Video Games, the First Amendment, and Obscenity
An anonymous reader writes with an excerpt from an article about how obscenity laws and the first amendment relate to modern games:
"This question is a tough one, for the very good reason that no video game developer or publisher has ever been prosecuted for obscenity related to video games. As we have seen, if the medium of video games are held to the same standard as literature and film then, presumably, they can also be held to be obscene. One of the reasons for the lack of obscenity prosecution against video game developers and publishers is that the courts have limited obscenity to sexual content only. In fact, the courts have gone so far as to specifically reject calls to alter the definition of 'obscenity' to include violent content in video games. The other major reason is the vast majority of video games sold in the United States have only small amounts of sexual content thanks to the Electronic Software Rating Board."
That would be Miller v. California and is know as the Miller test. For something to be considered obscene, it needs to meet 3 criteria.
1. The average person, applying contemporary community standards, would find that the work, taken as a whole, appeals to the prurient interest.
2. the work depicts/describes, in a patently offensive way, sexual conduct or excretory functions specifically defined by applicable state law.
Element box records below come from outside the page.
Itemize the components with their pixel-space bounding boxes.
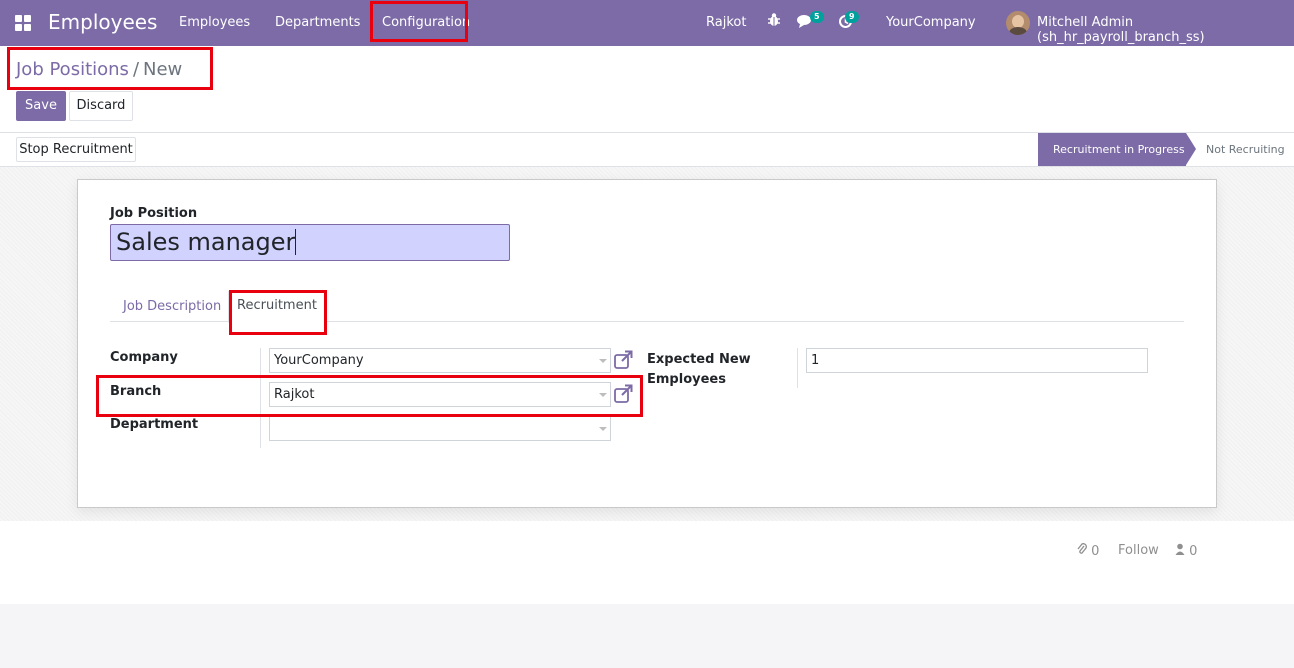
stage-recruitment-in-progress[interactable]: Recruitment in Progress xyxy=(1038,133,1196,166)
department-label: Department xyxy=(110,417,199,432)
tab-job-description[interactable]: Job Description xyxy=(123,299,221,314)
top-navbar: Employees Employees Departments Configur… xyxy=(0,0,1294,46)
menu-employees[interactable]: Employees xyxy=(179,15,250,30)
menu-configuration[interactable]: Configuration xyxy=(382,15,470,30)
form-sheet: Job Position Sales manager Job Descripti… xyxy=(77,179,1217,508)
company-dropdown-icon xyxy=(599,359,607,363)
expected-new-employees-label: Expected New Employees xyxy=(647,350,751,390)
notebook-tabs: Job Description Recruitment xyxy=(110,291,1184,323)
attachments-button[interactable]: 0 xyxy=(1077,543,1099,559)
apps-menu-icon[interactable] xyxy=(15,15,31,31)
user-avatar[interactable] xyxy=(1006,11,1030,35)
tab-recruitment[interactable]: Recruitment xyxy=(228,291,326,323)
breadcrumb-current: New xyxy=(143,59,183,80)
expected-label-line2: Employees xyxy=(647,372,726,387)
app-title[interactable]: Employees xyxy=(48,10,157,34)
stop-recruitment-button[interactable]: Stop Recruitment xyxy=(16,137,136,162)
branch-external-link-icon[interactable] xyxy=(613,384,633,404)
company-external-link-icon[interactable] xyxy=(613,350,633,370)
branch-value: Rajkot xyxy=(274,387,315,402)
discard-button[interactable]: Discard xyxy=(69,91,133,121)
followers-count: 0 xyxy=(1189,544,1198,559)
user-icon xyxy=(1175,543,1189,559)
department-dropdown-icon xyxy=(599,427,607,431)
company-switcher[interactable]: YourCompany xyxy=(886,15,976,30)
stage-not-recruiting[interactable]: Not Recruiting xyxy=(1206,133,1285,166)
messages-badge: 5 xyxy=(810,11,824,23)
company-select[interactable]: YourCompany xyxy=(269,348,611,373)
bug-icon[interactable] xyxy=(767,12,781,32)
save-button[interactable]: Save xyxy=(16,91,66,121)
job-position-value: Sales manager xyxy=(116,228,296,256)
user-menu[interactable]: Mitchell Admin (sh_hr_payroll_branch_ss) xyxy=(1037,15,1294,45)
branch-select[interactable]: Rajkot xyxy=(269,382,611,407)
label-separator xyxy=(260,348,261,448)
attachments-count: 0 xyxy=(1091,544,1100,559)
chatter: 0 Follow 0 xyxy=(0,521,1294,604)
branch-label: Branch xyxy=(110,384,162,399)
activities-badge: 9 xyxy=(845,11,859,23)
page-bottom xyxy=(0,604,1294,668)
expected-label-line1: Expected New xyxy=(647,352,751,367)
followers-button[interactable]: 0 xyxy=(1175,543,1197,559)
breadcrumb-separator: / xyxy=(132,59,140,80)
breadcrumb-job-positions[interactable]: Job Positions xyxy=(16,59,129,80)
form-statusbar: Stop Recruitment Recruitment in Progress… xyxy=(0,133,1294,167)
control-panel: Job Positions / New Save Discard xyxy=(0,46,1294,133)
menu-departments[interactable]: Departments xyxy=(275,15,360,30)
paperclip-icon xyxy=(1077,543,1091,559)
right-label-separator xyxy=(797,348,798,388)
expected-new-employees-input[interactable]: 1 xyxy=(806,348,1148,373)
follow-button[interactable]: Follow xyxy=(1118,543,1159,558)
company-label: Company xyxy=(110,350,178,365)
job-position-input[interactable]: Sales manager xyxy=(110,224,510,261)
company-value: YourCompany xyxy=(274,353,364,368)
department-select[interactable] xyxy=(269,416,611,441)
breadcrumb: Job Positions / New xyxy=(16,59,182,80)
branch-switcher[interactable]: Rajkot xyxy=(706,15,746,30)
job-position-label: Job Position xyxy=(110,206,198,221)
branch-dropdown-icon xyxy=(599,393,607,397)
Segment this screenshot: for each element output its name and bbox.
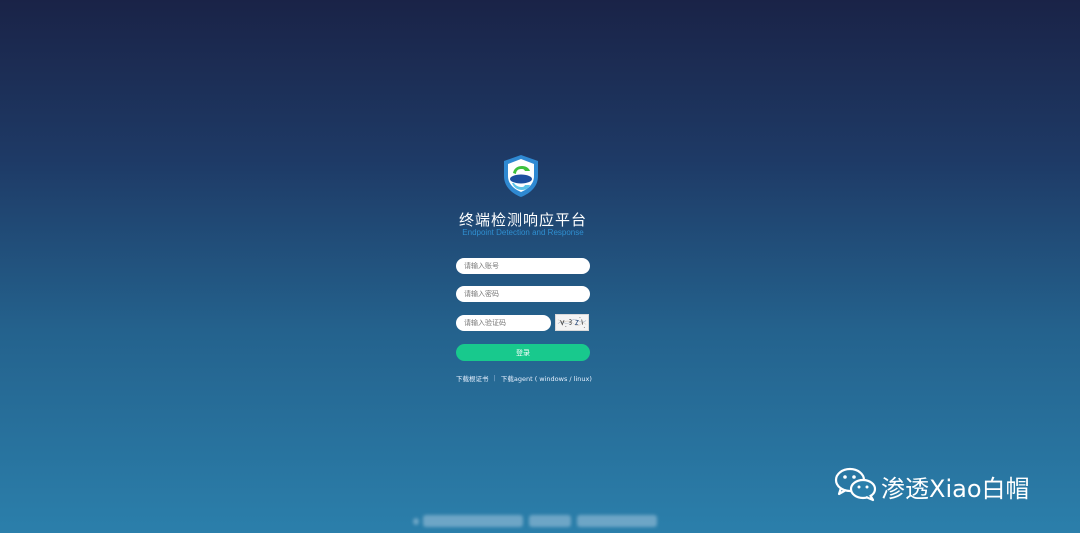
platform-title: 终端检测响应平台 — [458, 211, 587, 229]
platform-subtitle: Endpoint Detection and Response — [462, 228, 584, 237]
watermark-text: 渗透Xiao白帽 — [881, 475, 1030, 503]
password-input[interactable] — [456, 286, 590, 302]
login-button[interactable]: 登录 — [456, 344, 590, 361]
download-cert-link[interactable]: 下载根证书 — [456, 373, 489, 383]
captcha-input[interactable] — [456, 315, 551, 331]
captcha-image[interactable] — [555, 314, 589, 331]
download-links: 下载根证书 | 下载agent ( windows / linux) — [456, 373, 596, 383]
download-agent-link[interactable]: 下载agent ( windows / linux) — [501, 373, 592, 383]
account-input[interactable] — [456, 258, 590, 274]
blurred-footer-text — [413, 515, 658, 528]
link-separator: | — [493, 374, 496, 382]
shield-logo-icon — [504, 155, 538, 197]
wechat-watermark: 渗透Xiao白帽 — [834, 466, 1064, 504]
wechat-icon — [834, 467, 877, 502]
3. the work, taken as a whole, lacks serious literary, artistic, political or scientific value.
upon the advice of my lawyer, i have no sig at this time
If anything, the strategy of hiding sex in the US media during the last 2 decades did backfire: teenage pregancy rates are the highest among the "developed" countries. Spain for example is second lowest, I lived there during my teens, and the TV program there was very, let's say, educating (after 10pm).
I guess that openess and explanation works better than obfuscation, as always.